Jane went ballistic. “What’s the big idea of you making my decisions? This is my life and I make the decisions.” I think she must have called Will a coward too, because after a while he caved.

One weekend she disappeared and on Monday morning when it was time to get the kids ready for school she was still not home. I began to call around to some of our friends to get a clue. I called a friend, Mary, in San Diego. She said she had seen her earlier in the weekend, but nothing more. I then called the Del Coronado Hotel and asked if Will Page was still checked in. He was. That hotel had been our favorite romantic spot on a peninsula in the bay at San Diego.

I thought we were being civil. We continued to sleep in the same bed and be polite for the sake of the kids, but one morning Jane just had to have it out and began to shout in my face and provoke me.
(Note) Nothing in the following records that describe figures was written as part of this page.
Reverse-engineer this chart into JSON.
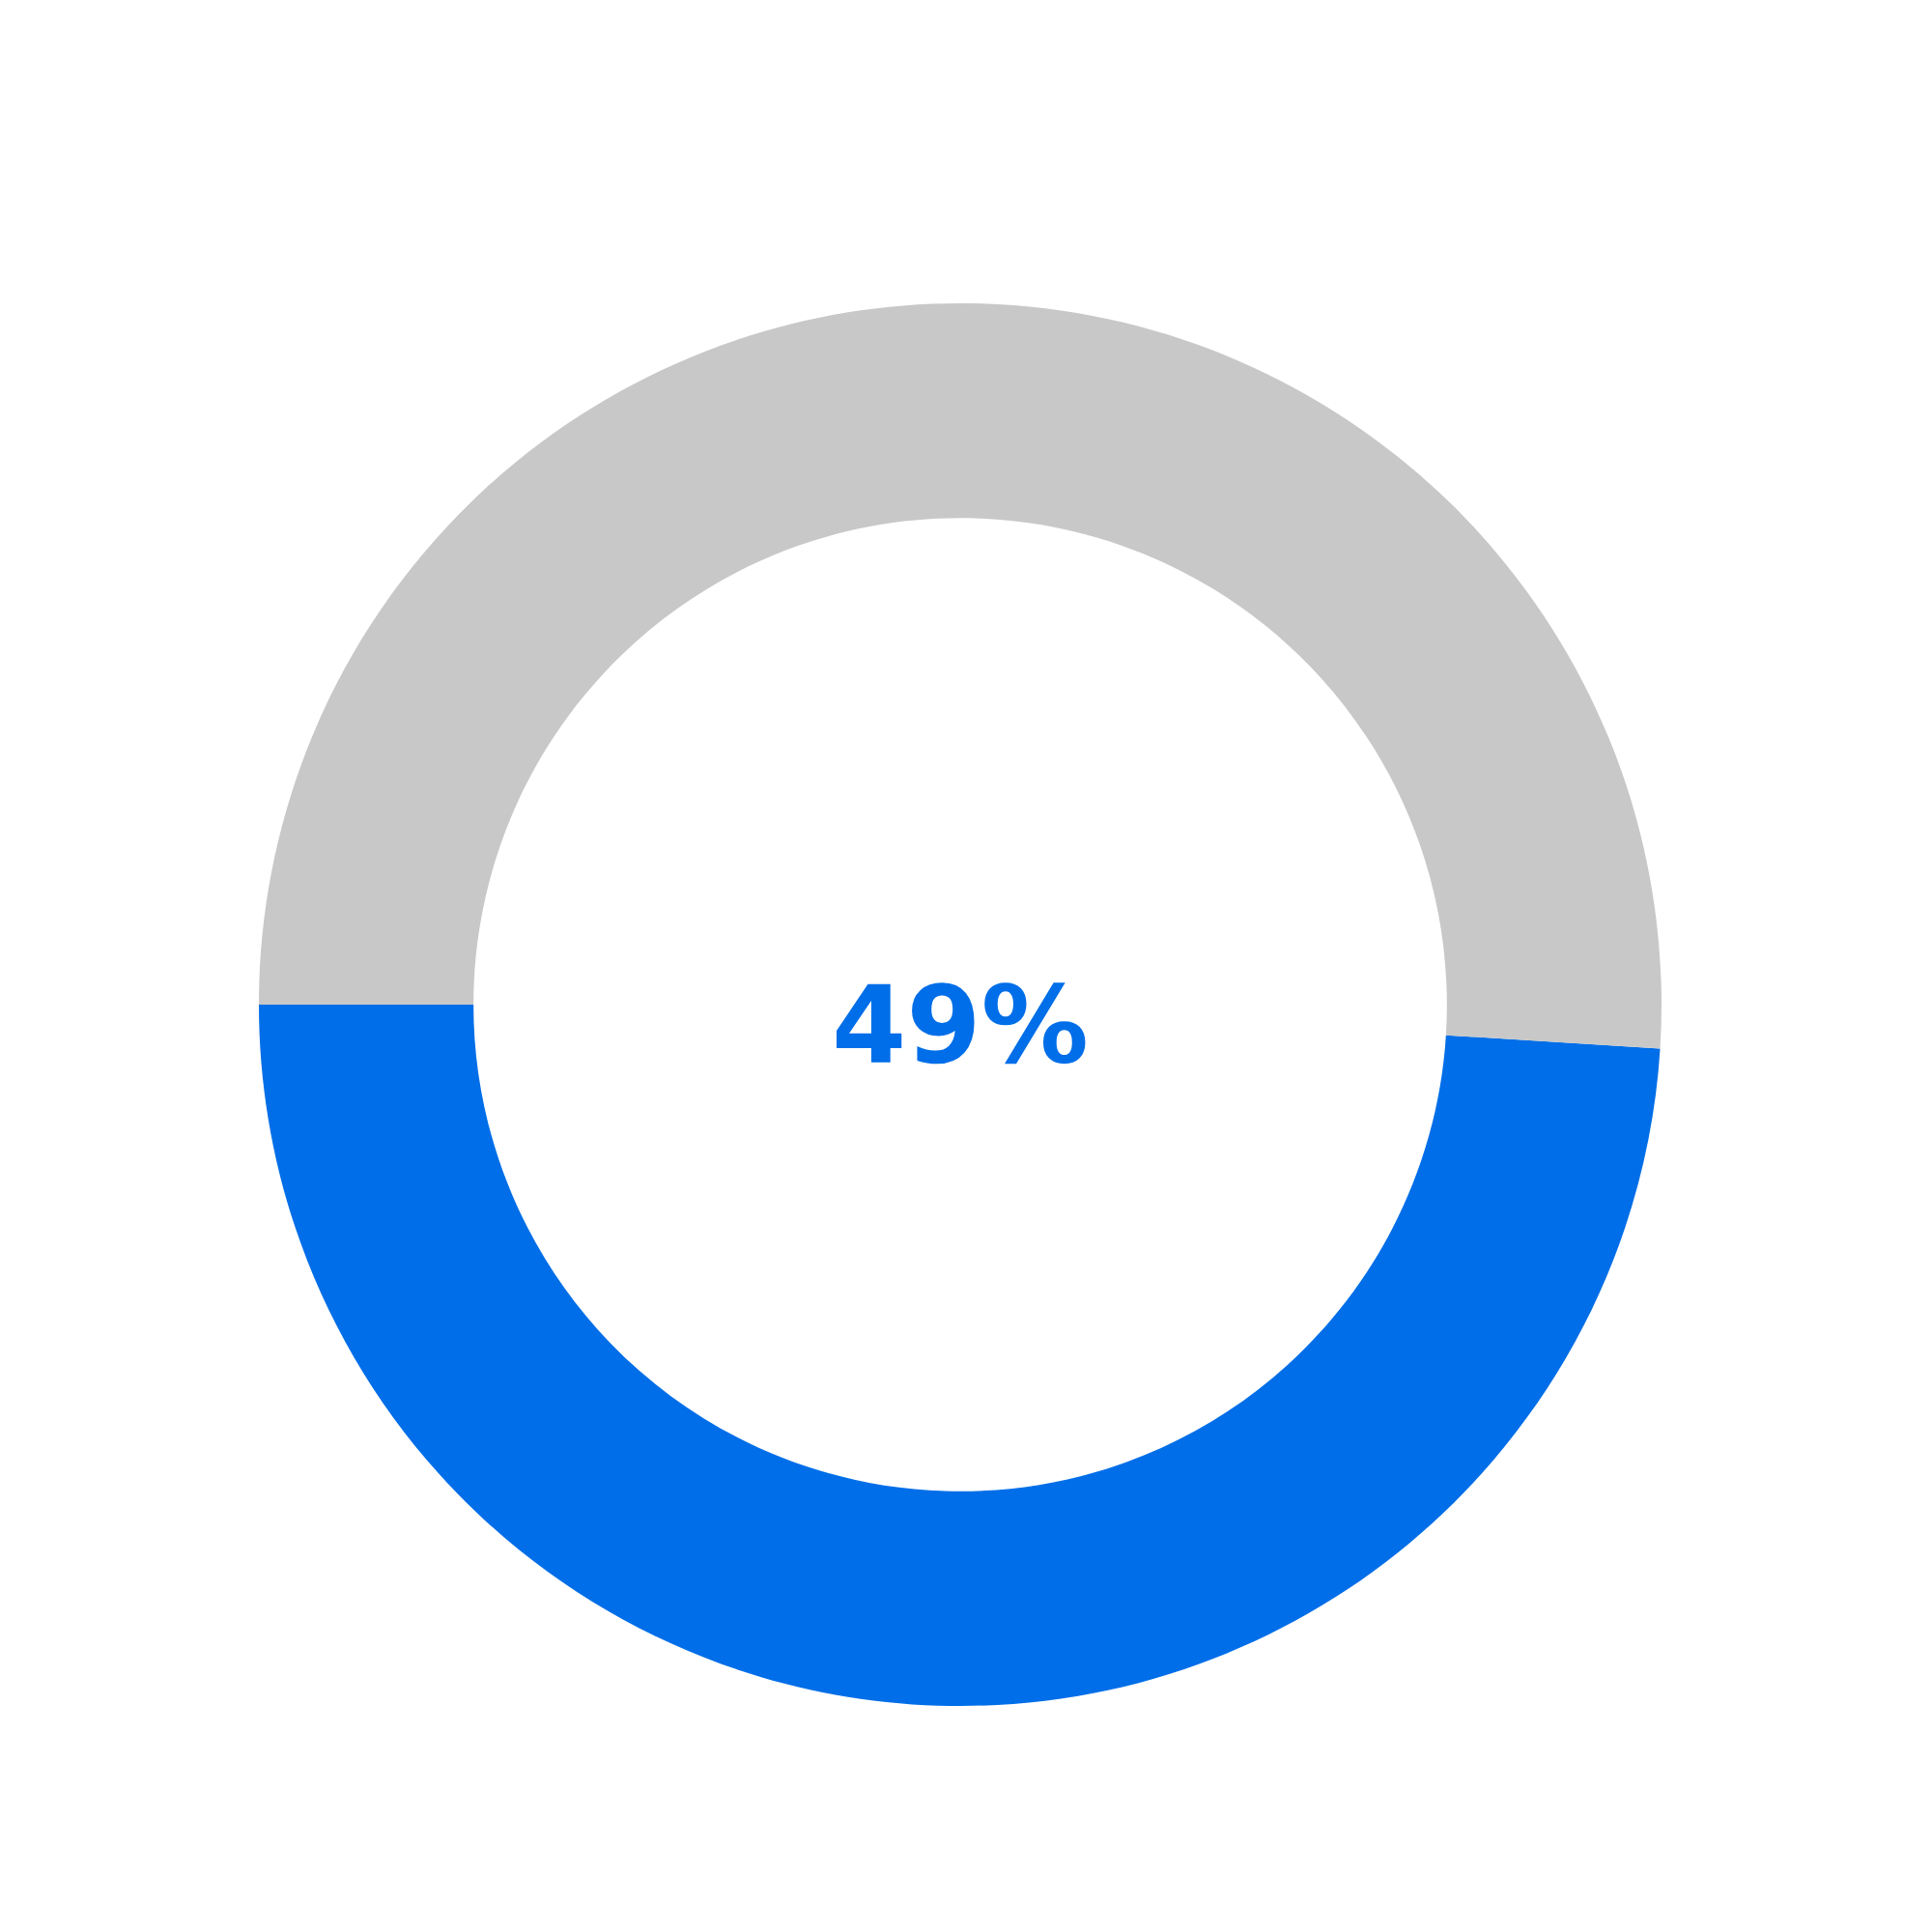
{
  "chart_data": {
    "type": "donut",
    "categories": [
      null,
      null
    ],
    "values": [
      49,
      51
    ],
    "colors": [
      "#006ee8",
      "#c8c8c8"
    ],
    "annotations": [
      "49%"
    ]
  }
}
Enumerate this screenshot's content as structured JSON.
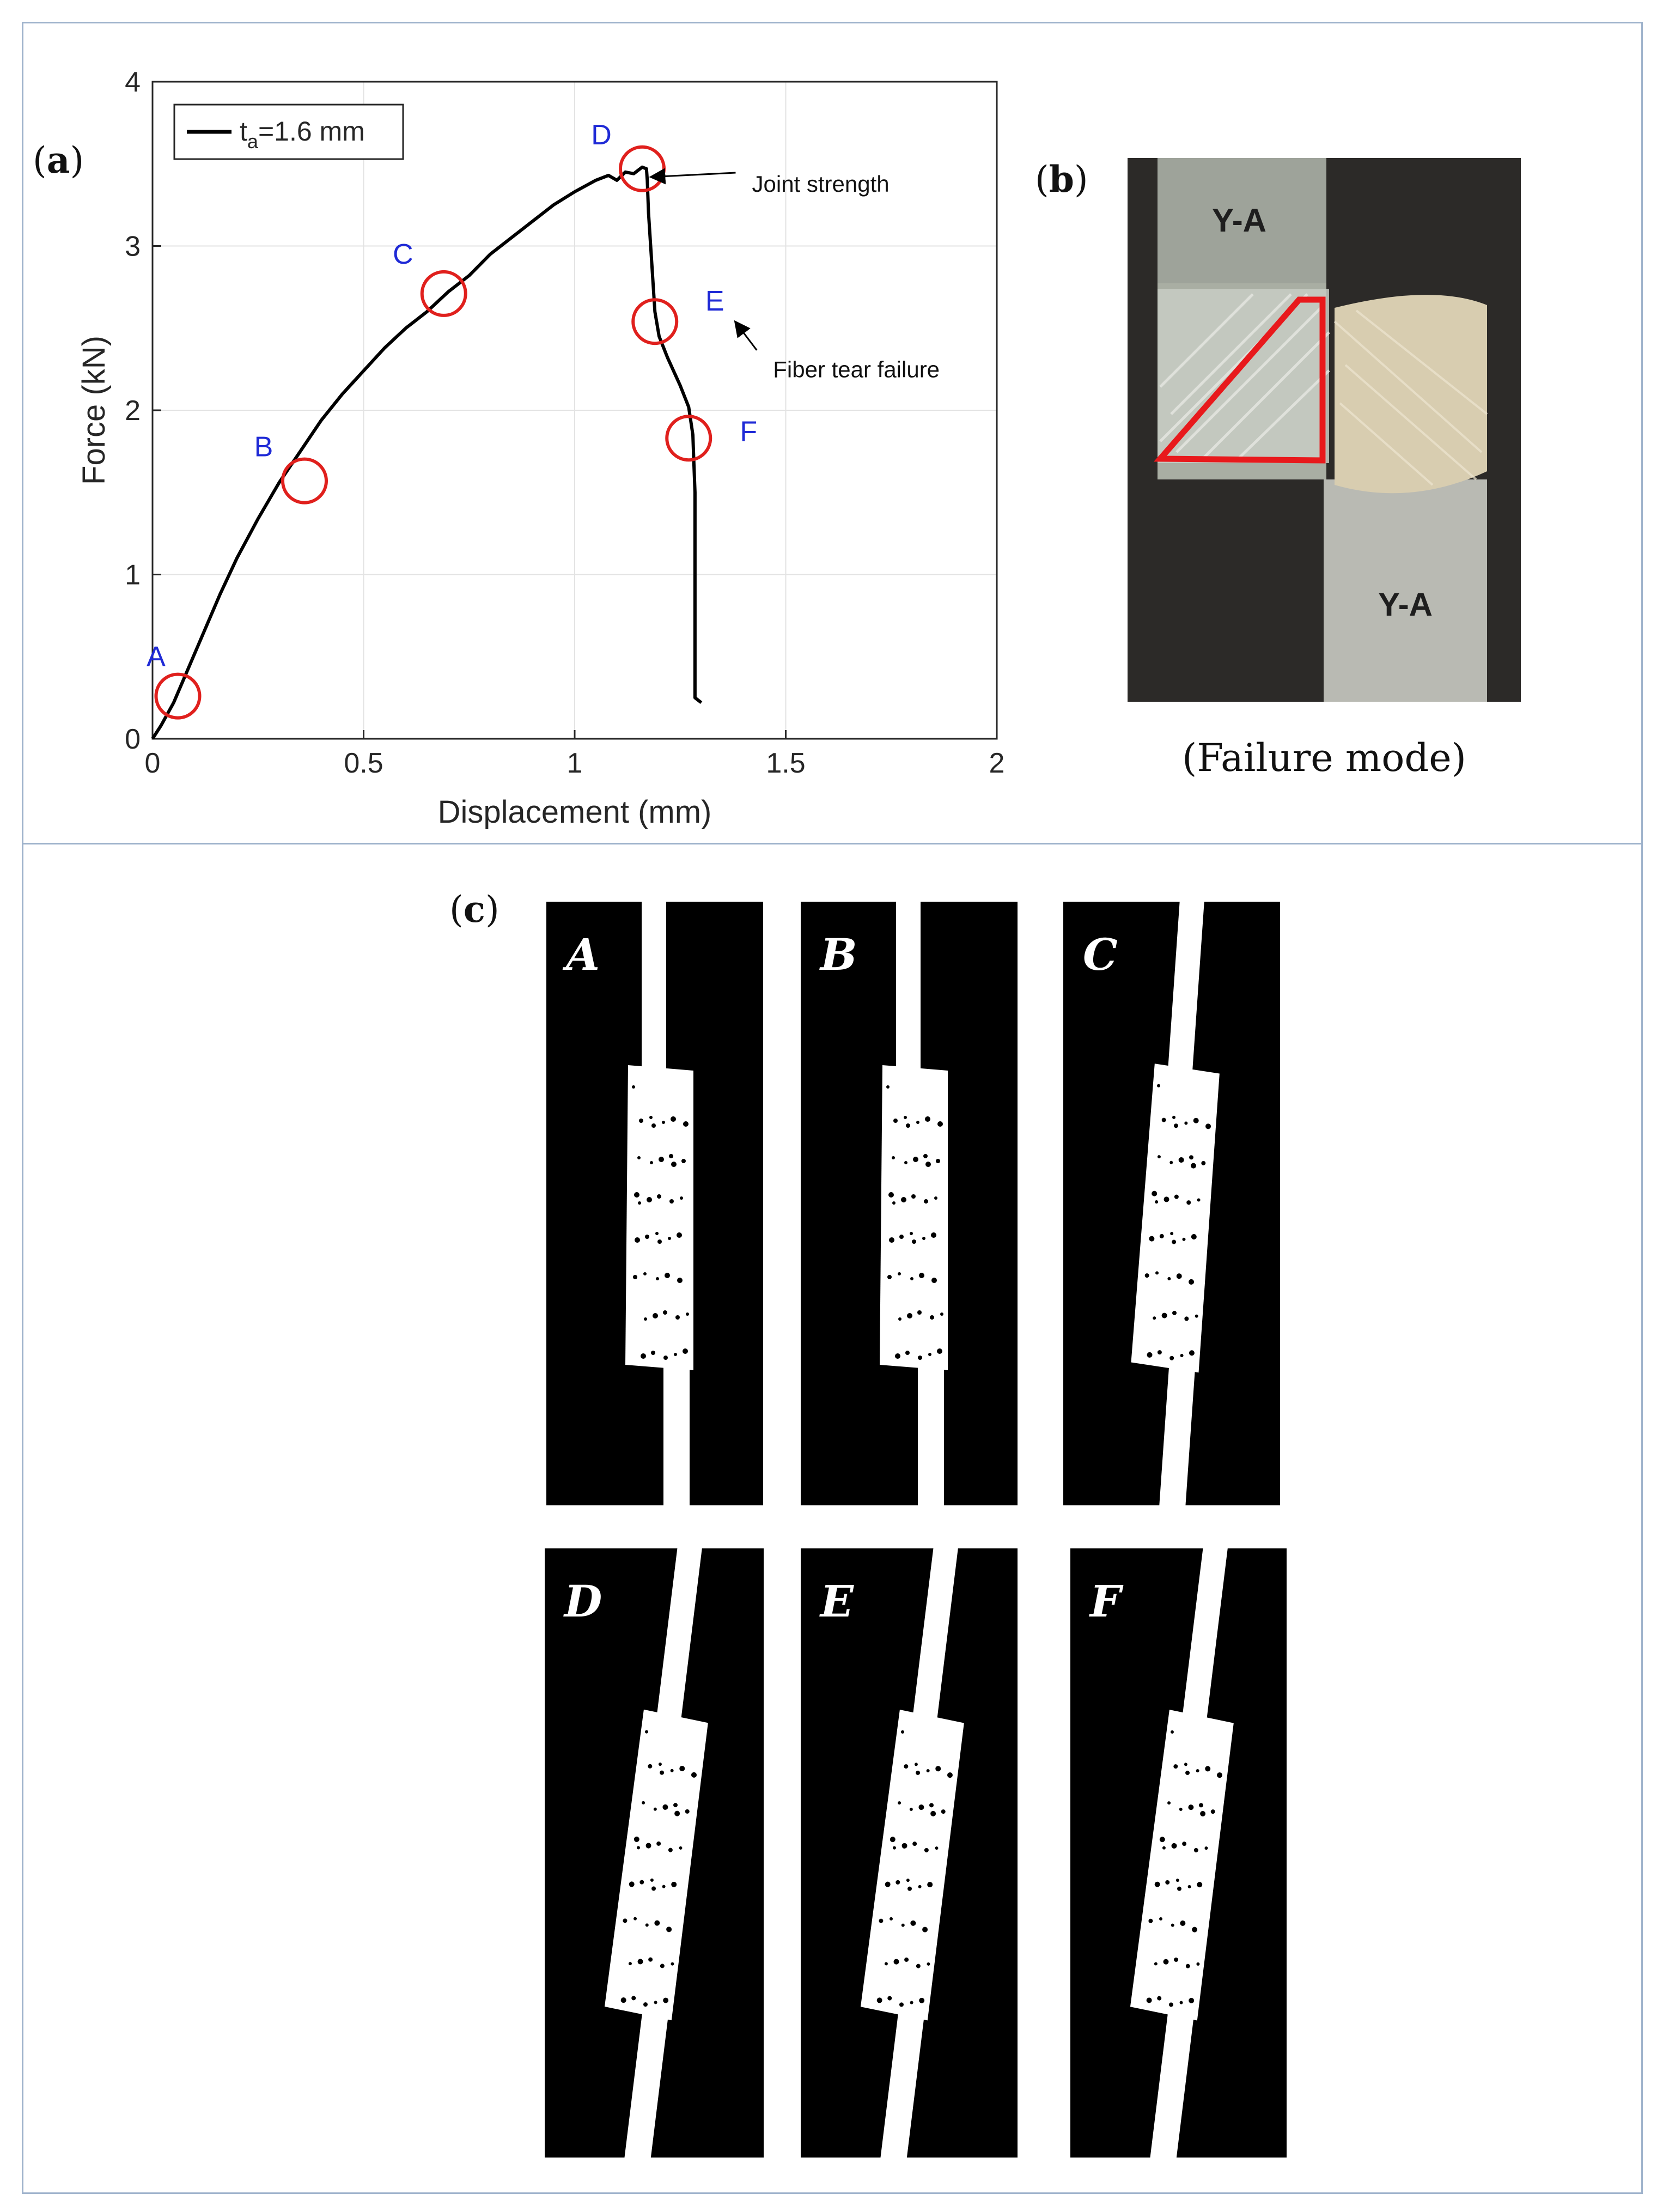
{
  "panels": {
    "a": {
      "open": "(",
      "letter": "a",
      "close": ")"
    },
    "b": {
      "open": "(",
      "letter": "b",
      "close": ")"
    },
    "c": {
      "open": "(",
      "letter": "c",
      "close": ")"
    }
  },
  "chart_data": {
    "type": "line",
    "title": "",
    "xlabel": "Displacement (mm)",
    "ylabel": "Force (kN)",
    "xlim": [
      0,
      2
    ],
    "ylim": [
      0,
      4
    ],
    "xticks": [
      0,
      0.5,
      1,
      1.5,
      2
    ],
    "xtick_labels": [
      "0",
      "0.5",
      "1",
      "1.5",
      "2"
    ],
    "yticks": [
      0,
      1,
      2,
      3,
      4
    ],
    "ytick_labels": [
      "0",
      "1",
      "2",
      "3",
      "4"
    ],
    "grid": true,
    "legend_position": "top-left",
    "series": [
      {
        "name": "t_a=1.6 mm",
        "legend_main": "t",
        "legend_sub": "a",
        "legend_rest": "=1.6 mm",
        "color": "#000000",
        "x": [
          0,
          0.02,
          0.05,
          0.08,
          0.12,
          0.16,
          0.2,
          0.25,
          0.3,
          0.35,
          0.4,
          0.45,
          0.5,
          0.55,
          0.6,
          0.65,
          0.7,
          0.75,
          0.8,
          0.85,
          0.9,
          0.95,
          1.0,
          1.05,
          1.08,
          1.1,
          1.12,
          1.14,
          1.16,
          1.17,
          1.172,
          1.175,
          1.18,
          1.185,
          1.19,
          1.2,
          1.22,
          1.25,
          1.27,
          1.28,
          1.282,
          1.285,
          1.285,
          1.285,
          1.3
        ],
        "y": [
          0,
          0.08,
          0.22,
          0.4,
          0.64,
          0.88,
          1.1,
          1.34,
          1.56,
          1.75,
          1.94,
          2.1,
          2.24,
          2.38,
          2.5,
          2.6,
          2.72,
          2.82,
          2.95,
          3.05,
          3.15,
          3.25,
          3.33,
          3.4,
          3.43,
          3.4,
          3.45,
          3.44,
          3.48,
          3.47,
          3.4,
          3.2,
          3.0,
          2.8,
          2.6,
          2.45,
          2.32,
          2.15,
          2.02,
          1.85,
          1.7,
          1.5,
          1.0,
          0.25,
          0.22
        ]
      }
    ],
    "markers": [
      {
        "label": "A",
        "x": 0.06,
        "y": 0.26
      },
      {
        "label": "B",
        "x": 0.36,
        "y": 1.57
      },
      {
        "label": "C",
        "x": 0.69,
        "y": 2.71
      },
      {
        "label": "D",
        "x": 1.16,
        "y": 3.47
      },
      {
        "label": "E",
        "x": 1.19,
        "y": 2.54
      },
      {
        "label": "F",
        "x": 1.27,
        "y": 1.83
      }
    ],
    "annotations": [
      {
        "text": "Joint strength",
        "arrow_to": {
          "x": 1.18,
          "y": 3.42
        },
        "text_at": {
          "x": 1.42,
          "y": 3.33
        }
      },
      {
        "text": "Fiber tear failure",
        "arrow_to": {
          "x": 1.38,
          "y": 2.54
        },
        "text_at": {
          "x": 1.47,
          "y": 2.2
        }
      }
    ],
    "marker_color": "#e0201d",
    "label_color": "#1f2ad6"
  },
  "photo": {
    "label_top": "Y-A",
    "label_bottom": "Y-A",
    "caption": "(Failure mode)",
    "highlight_color": "#e8191c"
  },
  "tiles": [
    "A",
    "B",
    "C",
    "D",
    "E",
    "F"
  ]
}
I stayed calm; which was the wrong thing to do. She really wanted to provoke me and I didn’t take the bait. She hit me and scratched my face and that provoked me; and I held her tightly by the wrist until she quieted down. Meanwhile, the kids had been aroused and were calling at the door. I opened it and with a bloody face announced that it was over, the marriage would come to an end. Things were quiet for a while and Jane felt ashamed.

Dee had been visiting on some weekends with her birth mother, Toni, who now lived in Huntington Beach. When Toni came to pick up Dee, she had a man with her who served me an envelope containing about 40 pages of a complaint asking for custody of Dee. I was flabbergasted and lost my cool. I was angry, but I couldn’t be clear what to be angry about. Toni had abandoned Dee for seven years and then only made contact on rare occasions. Dee had not been completely accepted by Jane and had some serious unresolved problems. I felt totally abandoned. “If only Dee had waited, we could have had a good life together.” I thought.

We had court appearances and Jane stood with me dutifully. When Dee was gone I became resentful and blamed Jane. I eventually gave in and agreed to an uncontested divorce and asked Jane for one last favor. I needed a wife’s permission to get a vasectomy. She agreed and drove me home from the Planned Parenthood clinic after the procedure.

We tried to save money and have a single attorney divorce using a friend I had worked with; but he proved inept and got himself jailed for accepting a stolen car for his fee. We tried again with two attorneys; and once the papers had been signed I moved my stereo out and into a downtown apartment closer to my work

I squeezed out one more favor. Since I had a good job and a car to trade, I got a yellow 1972 Toyota Celica.